Формы, отклонившиеся от нормы
Солнце стояло в зените. Вертолет летел низко над побережьем, держась черты, за которой буйные джунгли переходили в берег моря. Последние рыбацкие деревушки промелькнули внизу десять минут назад. Теперь под стрекочущей машиной раскинулись непроходимые джунгли Коста-Рики, мангровые болота и бесконечные мили горячих песков. Марти Гутиерес сидел позади пилота и наблюдал в окно, как проносится лента береговой линии. В этом районе даже не было дорог, по крайней мере Марти не видел ни одной.
Гутиерес был спокойным бородатым американцем тридцати шести лет от роду, биологом. Он прожил в Коста-Рике последние восемь лет. Сперва он приехал сюда изучать разновидность туканов, которые водятся в тропических лесах, но остался на должности консультанта при Reserva Biologica de Carara, национальном парке на севере страны. Он щелкнул переговорником и спросил у пилота:
– Долго еще?
– Минут пять, сеньор Гутиерес.
Марти повернулся и сообщил:
– Уже недолго осталось.
Но высокий мужчина, ссутулившийся на заднем сиденье вертолета, не ответил и даже не подал знак, что услышал замечание Гутиереса. Он сидел, подперев рукой подбородок, и хмурился, глядя в окно.
Ричард Левайн был одет в выгоревший на солнце рабочий костюм цвета хаки. Австралийскую шляпу с поникшими полями он сдвинул на лоб. На шее ученого болтался изрядно потертый полевой бинокль. Невзирая на затрапезное одеяние, Левайн был сосредоточен, как примерный школьник на уроке. Проницательные глаза за очками в стальной оправе внимательно и недоверчиво разглядывали пейзаж за окном.
– Что это за место?
– Рохас.
– Значит, мы залетели далеко на юг?
– Да. До границы с Панамой всего пятьдесят миль.
– Что-то дорог не видать, – сказал Левайн, не отводя глаз от окна. – Как же ее нашли?
– Двое туристов, – ответил Гутиерес. – Приплыли на лодке и поставили палатку на берегу.
– Когда?
– Вчера. Только глянули на нее и сразу дали деру.

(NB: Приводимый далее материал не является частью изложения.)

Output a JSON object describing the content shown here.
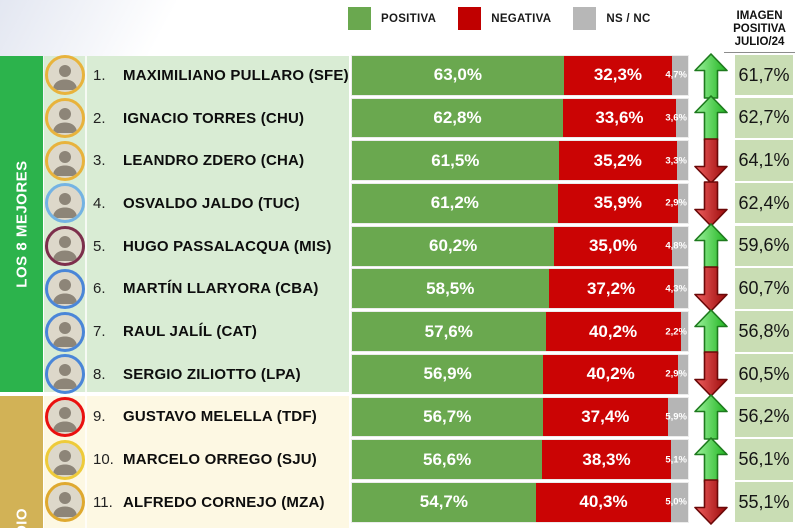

Левайн кивнул. Он сидел, подогнув длинные ноги и положив подбородок на сплетенные пальцы, так что походил на богомола. Собственно, в начальной школе его так и дразнили – отчасти из-за внешности, отчасти потому, что Левайн был готов откусить голову всякому, кто не соглашался с его мнением.
– Ты уже бывал в Коста-Рике? – спросил Гутиерес.
– Нет, это первый раз, – ответил Левайн и раздраженно махнул рукой, словно досадуя, что его отвлекают по таким пустячным вопросам.
Гутиерес усмехнулся. За все эти годы Левайн не изменился ни на йоту. Он по-прежнему оставался блестящим ученым с невыносимым характером. Они вдвоем были в числе лучших студентов Йеля, пока Левайн не наплевал на аспирантуру и полевую работу. Он заявил, что его совершенно не волнуют сравнительные исследования, которые всегда нравились Гутиересу. И язвительно окрестил его работу как «собирание попугайского дерьма по всему миру».
А все потому, что Левайн – нетерпимый и талантливый парень – с головой погрузился в прошлое, в мир, которого больше не было. Он прославился фотографической памятью, самонадеянностью, острым языком и неприличным удовольствием, с которым любил указывать коллегам на их ошибки. Как заметил один из них, «Левайн никогда не забывает твои просчеты – и не дает забыть о них никому».